A differentiated behavior was found during winter and summer with the modeled winds being able to capture these patterns. The analysis of the momentum budget reveals important differences between these seasons. During winter, the contribution of the synoptic scale and the effects of the surface friction explain the vertical structure of the winds. In turn, during summer, there is an important mesoscale contribution, introduced by the surface thermal contrast between the land and the nearby ocean, NCDA, that competes with the synoptic scale and perturbs the momentum budget and therefore the winds. In particular, NCDA introduces an oscillation of the lower PBL winds. This contribution reaches its maximum magnitude at CESAR during the afternoon. The strength of the mesoscale contribution strongly depends on the height above ground with the maximum contribution nearest the surface. An important conclusion of this work is that NCDA is not associated with the classical concept of a sea-breeze front. Its influence on the pressure gradient is spread much more rapidly by sound waves. In turn, the rotation of the winds related to NCDA responds to the thermal contrast between land and ocean, that produces a reduction (increase) of the surface pressure over land (ocean) as a consequence of the thermal expansion of the boundary layer over land. Modeling results indicate a dependency of the oscillation on the coastal orientation. It should be emphasized that the detection of this mesoscale phenomena, NCDA, has been possible due to the extended period of analysis, 10 years, that allowed us to isolate the regional signal related to the differential heating of the Earth’s surface.

This work ties together some previous concepts related to near-coastal circulations. Observational work by Mass (1982) noted diurnal coastal effects in the mean surface wind behavior in spring and summer, and suggested that they were due to both the land-sea contrast and complex terrain in Washington state.

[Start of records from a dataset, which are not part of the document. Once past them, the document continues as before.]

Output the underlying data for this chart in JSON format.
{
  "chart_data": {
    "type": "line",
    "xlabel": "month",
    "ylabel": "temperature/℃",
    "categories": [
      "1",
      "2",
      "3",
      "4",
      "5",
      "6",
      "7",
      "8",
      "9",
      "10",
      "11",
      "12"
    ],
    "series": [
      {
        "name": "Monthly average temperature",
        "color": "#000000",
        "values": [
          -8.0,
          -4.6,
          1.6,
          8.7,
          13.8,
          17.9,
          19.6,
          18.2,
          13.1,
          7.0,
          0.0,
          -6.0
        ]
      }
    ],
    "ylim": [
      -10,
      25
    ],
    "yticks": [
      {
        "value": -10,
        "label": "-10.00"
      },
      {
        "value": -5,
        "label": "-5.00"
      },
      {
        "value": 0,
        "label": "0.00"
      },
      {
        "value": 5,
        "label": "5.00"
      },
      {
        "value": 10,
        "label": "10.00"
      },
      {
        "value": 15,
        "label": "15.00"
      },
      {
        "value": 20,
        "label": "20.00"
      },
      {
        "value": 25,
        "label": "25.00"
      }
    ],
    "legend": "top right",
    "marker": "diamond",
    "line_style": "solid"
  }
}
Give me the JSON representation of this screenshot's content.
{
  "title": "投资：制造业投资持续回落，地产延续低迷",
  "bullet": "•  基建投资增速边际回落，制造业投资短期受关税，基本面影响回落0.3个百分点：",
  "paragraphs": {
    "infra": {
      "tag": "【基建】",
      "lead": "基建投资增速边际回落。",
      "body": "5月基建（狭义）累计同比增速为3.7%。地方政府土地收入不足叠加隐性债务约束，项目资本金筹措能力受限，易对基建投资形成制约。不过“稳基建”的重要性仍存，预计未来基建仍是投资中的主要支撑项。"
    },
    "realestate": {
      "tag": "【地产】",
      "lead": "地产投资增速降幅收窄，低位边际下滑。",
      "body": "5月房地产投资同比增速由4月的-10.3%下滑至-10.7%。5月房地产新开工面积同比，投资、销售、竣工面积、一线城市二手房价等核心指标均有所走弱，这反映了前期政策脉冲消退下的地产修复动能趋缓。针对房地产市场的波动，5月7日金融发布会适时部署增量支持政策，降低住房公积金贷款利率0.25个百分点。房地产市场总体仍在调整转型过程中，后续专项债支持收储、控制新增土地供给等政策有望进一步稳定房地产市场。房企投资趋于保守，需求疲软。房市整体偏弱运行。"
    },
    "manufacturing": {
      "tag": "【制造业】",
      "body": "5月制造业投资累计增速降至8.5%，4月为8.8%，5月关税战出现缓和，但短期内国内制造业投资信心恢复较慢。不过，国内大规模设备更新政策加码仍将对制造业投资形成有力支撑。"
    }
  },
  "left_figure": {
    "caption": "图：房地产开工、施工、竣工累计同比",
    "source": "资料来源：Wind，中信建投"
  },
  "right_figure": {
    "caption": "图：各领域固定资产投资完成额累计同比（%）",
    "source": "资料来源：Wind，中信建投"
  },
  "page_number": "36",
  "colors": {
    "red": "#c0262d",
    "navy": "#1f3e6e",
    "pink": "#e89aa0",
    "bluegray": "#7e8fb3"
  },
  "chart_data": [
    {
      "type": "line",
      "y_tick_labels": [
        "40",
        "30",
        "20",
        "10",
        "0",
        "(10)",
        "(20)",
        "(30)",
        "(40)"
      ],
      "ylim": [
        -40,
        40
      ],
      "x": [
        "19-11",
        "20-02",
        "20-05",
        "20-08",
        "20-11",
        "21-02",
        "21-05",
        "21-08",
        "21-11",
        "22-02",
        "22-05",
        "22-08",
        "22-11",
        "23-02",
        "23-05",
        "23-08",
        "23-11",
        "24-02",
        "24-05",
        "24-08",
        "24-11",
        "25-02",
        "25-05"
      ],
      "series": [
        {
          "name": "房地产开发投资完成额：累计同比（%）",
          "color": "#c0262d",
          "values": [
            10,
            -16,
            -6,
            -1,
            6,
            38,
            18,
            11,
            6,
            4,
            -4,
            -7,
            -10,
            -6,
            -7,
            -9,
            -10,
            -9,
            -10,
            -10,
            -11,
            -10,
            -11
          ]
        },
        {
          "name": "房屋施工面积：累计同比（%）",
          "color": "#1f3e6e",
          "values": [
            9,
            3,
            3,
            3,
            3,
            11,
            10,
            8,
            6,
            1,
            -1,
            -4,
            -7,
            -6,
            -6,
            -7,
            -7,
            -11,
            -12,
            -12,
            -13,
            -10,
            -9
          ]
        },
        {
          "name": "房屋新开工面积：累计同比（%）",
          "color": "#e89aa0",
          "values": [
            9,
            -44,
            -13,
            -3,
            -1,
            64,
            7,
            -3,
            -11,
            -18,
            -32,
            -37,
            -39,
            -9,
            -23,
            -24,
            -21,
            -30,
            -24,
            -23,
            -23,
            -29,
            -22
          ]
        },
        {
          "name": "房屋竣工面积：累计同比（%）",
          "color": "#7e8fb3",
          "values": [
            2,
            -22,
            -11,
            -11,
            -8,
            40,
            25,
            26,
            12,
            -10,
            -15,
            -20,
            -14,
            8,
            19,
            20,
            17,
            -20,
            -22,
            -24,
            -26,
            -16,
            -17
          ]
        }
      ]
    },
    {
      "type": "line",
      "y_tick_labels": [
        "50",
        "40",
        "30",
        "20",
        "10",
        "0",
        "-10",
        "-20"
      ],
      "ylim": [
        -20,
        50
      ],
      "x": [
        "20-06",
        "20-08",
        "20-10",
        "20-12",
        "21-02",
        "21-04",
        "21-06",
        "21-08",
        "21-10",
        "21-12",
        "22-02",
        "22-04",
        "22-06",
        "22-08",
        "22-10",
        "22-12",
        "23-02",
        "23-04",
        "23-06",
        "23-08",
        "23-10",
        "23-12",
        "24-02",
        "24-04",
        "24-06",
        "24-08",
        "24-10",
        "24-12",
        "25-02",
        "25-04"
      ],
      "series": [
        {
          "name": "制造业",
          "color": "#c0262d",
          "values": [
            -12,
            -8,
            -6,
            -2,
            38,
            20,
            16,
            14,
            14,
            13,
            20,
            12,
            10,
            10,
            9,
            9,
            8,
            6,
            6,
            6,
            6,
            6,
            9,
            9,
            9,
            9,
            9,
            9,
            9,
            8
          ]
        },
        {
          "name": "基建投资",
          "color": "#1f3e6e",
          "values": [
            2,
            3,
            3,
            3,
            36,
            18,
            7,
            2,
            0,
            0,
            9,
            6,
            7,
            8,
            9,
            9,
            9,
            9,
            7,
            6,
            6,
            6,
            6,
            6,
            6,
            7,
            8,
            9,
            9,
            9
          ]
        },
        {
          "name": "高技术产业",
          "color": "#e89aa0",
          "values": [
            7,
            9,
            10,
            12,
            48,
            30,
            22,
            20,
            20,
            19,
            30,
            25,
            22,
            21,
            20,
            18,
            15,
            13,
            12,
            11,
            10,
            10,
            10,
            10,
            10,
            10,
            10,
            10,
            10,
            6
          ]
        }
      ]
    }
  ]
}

Sakazaki and Fujiwara (2008) used 14 years of June-July-August soundings in Japan to infer mean surface hodograph rotation rates and directions and also proposed that the basic effects were diurnal pressure gradients associated with both the land-sea contrast and nearby orography, creating a simplified diurnal model of pressure variation at a given site to demonstrate the effect. As in this study, these studies were related to long-term average coastal diurnal behaviors in the wind. Tijm et al. (1999) noted the pressure signal and its propagation from the coast at the speed of sound during sea-breeze cases, but their focus was on the winds associated with the sea breeze front rather than any larger-scale rotation. Here we have demonstrated with long-term mesoscale modeling that these surface pressure gradients that spread rapidly from the coast due to differential diurnal heating are responsible for the diurnal wind rotation in the spring to summer season even far ahead of any coastal front. The mesoscale model has been used to quantify the forces involved and detailed the vertical structure of this effect. The mechanism as described should be ubiquitous in environments of differential heating, and can be applied to other coastal orientations and other relative sizes and directions of synoptic pressure gradients. A similar diurnal effect is likely to be found in the vicinity of orography where a pressure gradient may propagate rapidly into the plains and cause a turning.

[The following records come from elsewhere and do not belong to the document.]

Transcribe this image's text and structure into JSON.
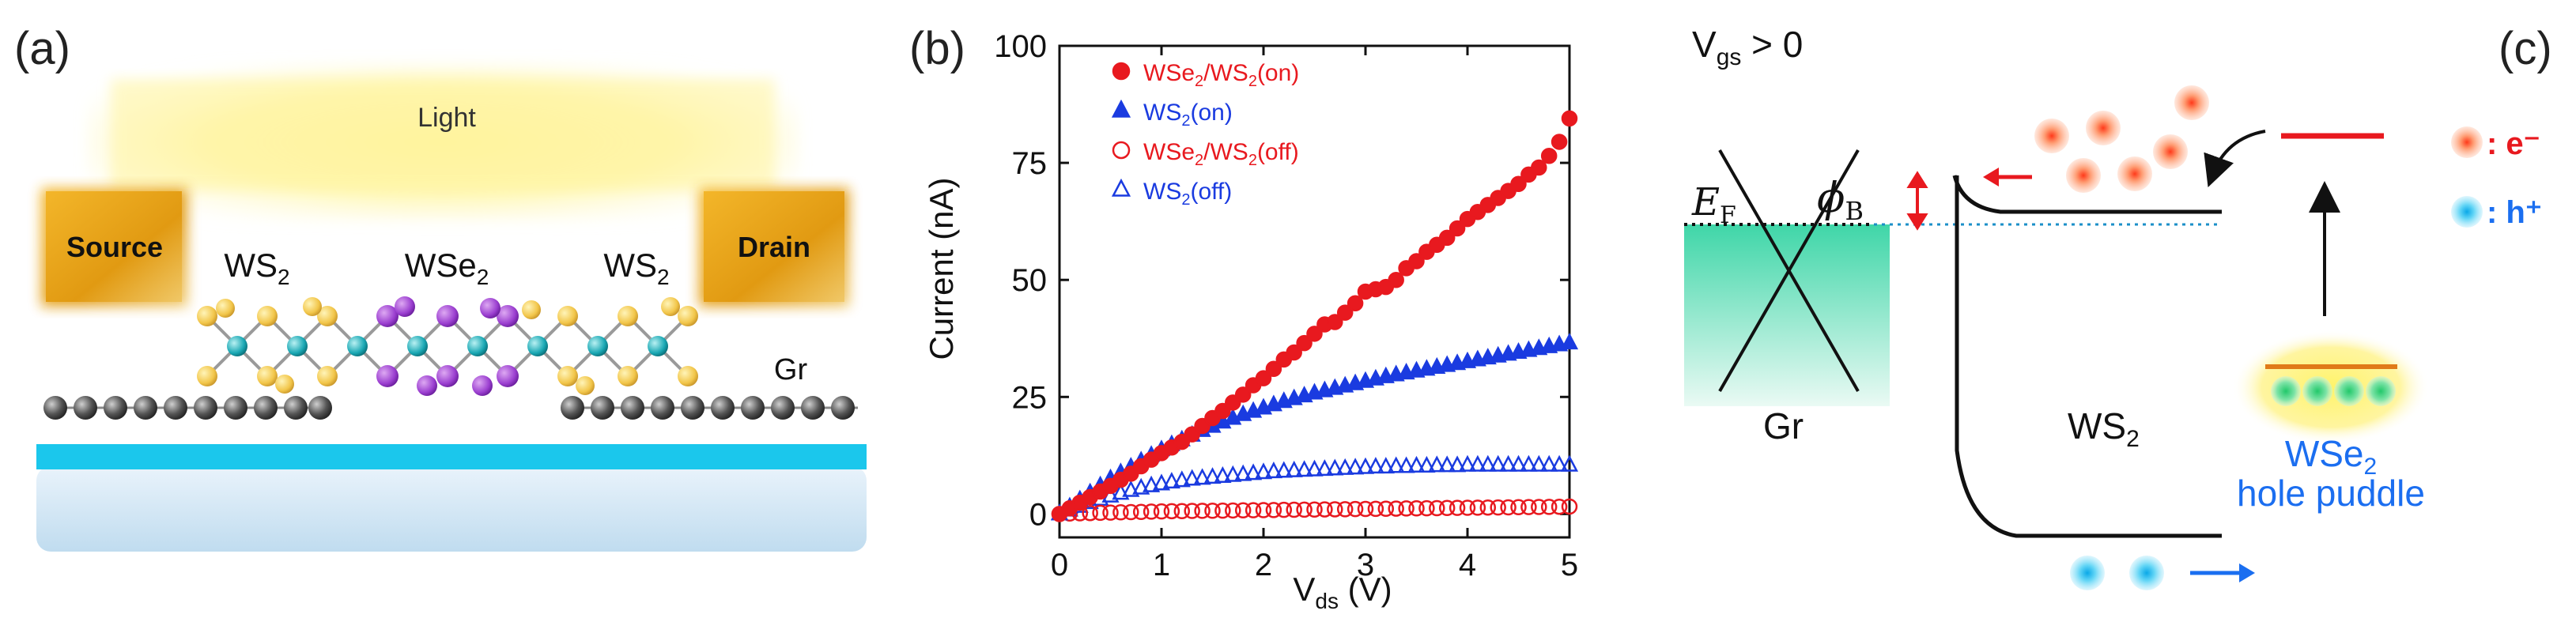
{
  "panels": {
    "a": {
      "label": "(a)",
      "light": "Light",
      "source": "Source",
      "drain": "Drain",
      "ws2_left": "WS",
      "ws2_left_sub": "2",
      "wse2": "WSe",
      "wse2_sub": "2",
      "ws2_right": "WS",
      "ws2_right_sub": "2",
      "gr": "Gr"
    },
    "b": {
      "label": "(b)"
    },
    "c": {
      "label": "(c)",
      "vgs": "V",
      "vgs_sub": "gs",
      "vgs_rest": " > 0",
      "ef": "E",
      "ef_sub": "F",
      "phi": "ϕ",
      "phi_sub": "B",
      "gr": "Gr",
      "ws2": "WS",
      "ws2_sub": "2",
      "puddle_line1": "WSe",
      "puddle_line1_sub": "2",
      "puddle_line2": "hole puddle",
      "electron_legend": ": e⁻",
      "hole_legend": ": h⁺"
    }
  },
  "colors": {
    "red": "#e8191f",
    "blue": "#1a3be0",
    "cyan": "#18c8e8",
    "source_gold": "#e4a21a"
  },
  "chart_data": {
    "type": "scatter",
    "xlabel": "V",
    "xlabel_sub": "ds",
    "xlabel_unit": " (V)",
    "ylabel": "Current (nA)",
    "xlim": [
      0,
      5
    ],
    "ylim": [
      -5,
      100
    ],
    "xticks": [
      0,
      1,
      2,
      3,
      4,
      5
    ],
    "yticks": [
      0,
      25,
      50,
      75,
      100
    ],
    "legend": [
      {
        "main": "WSe",
        "sub1": "2",
        "mid": "/WS",
        "sub2": "2",
        "tail": "(on)",
        "color": "#e8191f",
        "marker": "filled-circle"
      },
      {
        "main": "WS",
        "sub1": "2",
        "mid": "",
        "sub2": "",
        "tail": "(on)",
        "color": "#1a3be0",
        "marker": "filled-triangle"
      },
      {
        "main": "WSe",
        "sub1": "2",
        "mid": "/WS",
        "sub2": "2",
        "tail": "(off)",
        "color": "#e8191f",
        "marker": "open-circle"
      },
      {
        "main": "WS",
        "sub1": "2",
        "mid": "",
        "sub2": "",
        "tail": "(off)",
        "color": "#1a3be0",
        "marker": "open-triangle"
      }
    ],
    "series": [
      {
        "name": "WSe2/WS2(on)",
        "marker": "filled-circle",
        "color": "#e8191f",
        "x": [
          0,
          0.1,
          0.2,
          0.3,
          0.4,
          0.5,
          0.6,
          0.7,
          0.8,
          0.9,
          1.0,
          1.1,
          1.2,
          1.3,
          1.4,
          1.5,
          1.6,
          1.7,
          1.8,
          1.9,
          2.0,
          2.1,
          2.2,
          2.3,
          2.4,
          2.5,
          2.6,
          2.7,
          2.8,
          2.9,
          3.0,
          3.1,
          3.2,
          3.3,
          3.4,
          3.5,
          3.6,
          3.7,
          3.8,
          3.9,
          4.0,
          4.1,
          4.2,
          4.3,
          4.4,
          4.5,
          4.6,
          4.7,
          4.8,
          4.9,
          5.0
        ],
        "y": [
          0,
          1.2,
          2.4,
          3.6,
          4.8,
          6.0,
          7.3,
          8.6,
          10.2,
          11.6,
          13.0,
          14.2,
          15.4,
          17.0,
          18.8,
          20.5,
          22.0,
          23.8,
          25.5,
          27.5,
          29.0,
          31.0,
          33.0,
          34.5,
          36.5,
          38.5,
          40.5,
          41.0,
          43.0,
          45.0,
          47.5,
          48.0,
          48.5,
          50.0,
          52.5,
          54.0,
          56.0,
          57.5,
          59.0,
          61.0,
          63.0,
          64.5,
          66.0,
          67.5,
          69.0,
          70.5,
          72.5,
          74.0,
          76.5,
          79.5,
          84.5
        ]
      },
      {
        "name": "WS2(on)",
        "marker": "filled-triangle",
        "color": "#1a3be0",
        "x": [
          0,
          0.1,
          0.2,
          0.3,
          0.4,
          0.5,
          0.6,
          0.7,
          0.8,
          0.9,
          1.0,
          1.1,
          1.2,
          1.3,
          1.4,
          1.5,
          1.6,
          1.7,
          1.8,
          1.9,
          2.0,
          2.1,
          2.2,
          2.3,
          2.4,
          2.5,
          2.6,
          2.7,
          2.8,
          2.9,
          3.0,
          3.1,
          3.2,
          3.3,
          3.4,
          3.5,
          3.6,
          3.7,
          3.8,
          3.9,
          4.0,
          4.1,
          4.2,
          4.3,
          4.4,
          4.5,
          4.6,
          4.7,
          4.8,
          4.9,
          5.0
        ],
        "y": [
          0,
          1.5,
          3.0,
          4.5,
          6.0,
          7.5,
          8.8,
          10.0,
          11.3,
          12.5,
          13.7,
          14.8,
          15.8,
          16.8,
          17.8,
          18.7,
          19.6,
          20.4,
          21.2,
          21.9,
          22.6,
          23.3,
          24.0,
          24.6,
          25.2,
          25.8,
          26.3,
          26.8,
          27.3,
          27.8,
          28.3,
          28.8,
          29.3,
          29.7,
          30.1,
          30.5,
          30.9,
          31.3,
          31.7,
          32.1,
          32.5,
          32.9,
          33.3,
          33.7,
          34.1,
          34.5,
          34.9,
          35.3,
          35.7,
          36.1,
          36.5
        ]
      },
      {
        "name": "WSe2/WS2(off)",
        "marker": "open-circle",
        "color": "#e8191f",
        "x": [
          0,
          0.1,
          0.2,
          0.3,
          0.4,
          0.5,
          0.6,
          0.7,
          0.8,
          0.9,
          1.0,
          1.1,
          1.2,
          1.3,
          1.4,
          1.5,
          1.6,
          1.7,
          1.8,
          1.9,
          2.0,
          2.1,
          2.2,
          2.3,
          2.4,
          2.5,
          2.6,
          2.7,
          2.8,
          2.9,
          3.0,
          3.1,
          3.2,
          3.3,
          3.4,
          3.5,
          3.6,
          3.7,
          3.8,
          3.9,
          4.0,
          4.1,
          4.2,
          4.3,
          4.4,
          4.5,
          4.6,
          4.7,
          4.8,
          4.9,
          5.0
        ],
        "y": [
          0,
          0.1,
          0.15,
          0.2,
          0.25,
          0.3,
          0.35,
          0.4,
          0.45,
          0.5,
          0.55,
          0.6,
          0.62,
          0.65,
          0.68,
          0.7,
          0.72,
          0.75,
          0.78,
          0.8,
          0.82,
          0.85,
          0.88,
          0.9,
          0.92,
          0.95,
          0.98,
          1.0,
          1.02,
          1.05,
          1.08,
          1.1,
          1.12,
          1.15,
          1.18,
          1.2,
          1.22,
          1.25,
          1.28,
          1.3,
          1.32,
          1.35,
          1.38,
          1.4,
          1.42,
          1.45,
          1.48,
          1.5,
          1.52,
          1.55,
          1.58
        ]
      },
      {
        "name": "WS2(off)",
        "marker": "open-triangle",
        "color": "#1a3be0",
        "x": [
          0,
          0.1,
          0.2,
          0.3,
          0.4,
          0.5,
          0.6,
          0.7,
          0.8,
          0.9,
          1.0,
          1.1,
          1.2,
          1.3,
          1.4,
          1.5,
          1.6,
          1.7,
          1.8,
          1.9,
          2.0,
          2.1,
          2.2,
          2.3,
          2.4,
          2.5,
          2.6,
          2.7,
          2.8,
          2.9,
          3.0,
          3.1,
          3.2,
          3.3,
          3.4,
          3.5,
          3.6,
          3.7,
          3.8,
          3.9,
          4.0,
          4.1,
          4.2,
          4.3,
          4.4,
          4.5,
          4.6,
          4.7,
          4.8,
          4.9,
          5.0
        ],
        "y": [
          0,
          0.8,
          1.6,
          2.4,
          3.1,
          3.8,
          4.4,
          5.0,
          5.5,
          6.0,
          6.4,
          6.8,
          7.1,
          7.4,
          7.6,
          7.8,
          8.0,
          8.2,
          8.4,
          8.6,
          8.8,
          9.0,
          9.1,
          9.2,
          9.3,
          9.4,
          9.5,
          9.6,
          9.7,
          9.8,
          9.9,
          10.0,
          10.0,
          10.1,
          10.1,
          10.2,
          10.2,
          10.3,
          10.3,
          10.3,
          10.4,
          10.4,
          10.4,
          10.4,
          10.4,
          10.4,
          10.4,
          10.4,
          10.4,
          10.4,
          10.4
        ]
      }
    ]
  }
}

Although the focus has been placed on inland locations, it is interesting to note that the contribution of the modeled mesoscale component associated with NCDA is also noticeable over the ocean (e.g., Fig. 14c). This is interesting to stress due to the difficulty of observing the wind over the ocean. The presence of this oscillation over the ocean is interesting not only from a theoretical point of view but also from a more applied one. There is a large development of offshore wind farms in the North Sea that are located near the coast. The sites selected for wind energy exploitation are, therefore, located in the region that presents the oscillation of the winds during summer. A detailed examination of available observations over the ocean should be made to confirm this modeling result. Mesoscale models, therefore, have a strong potential to compensate for the scarcity of observations and enable us to gain further understanding of the wind at different temporal and spatial scales.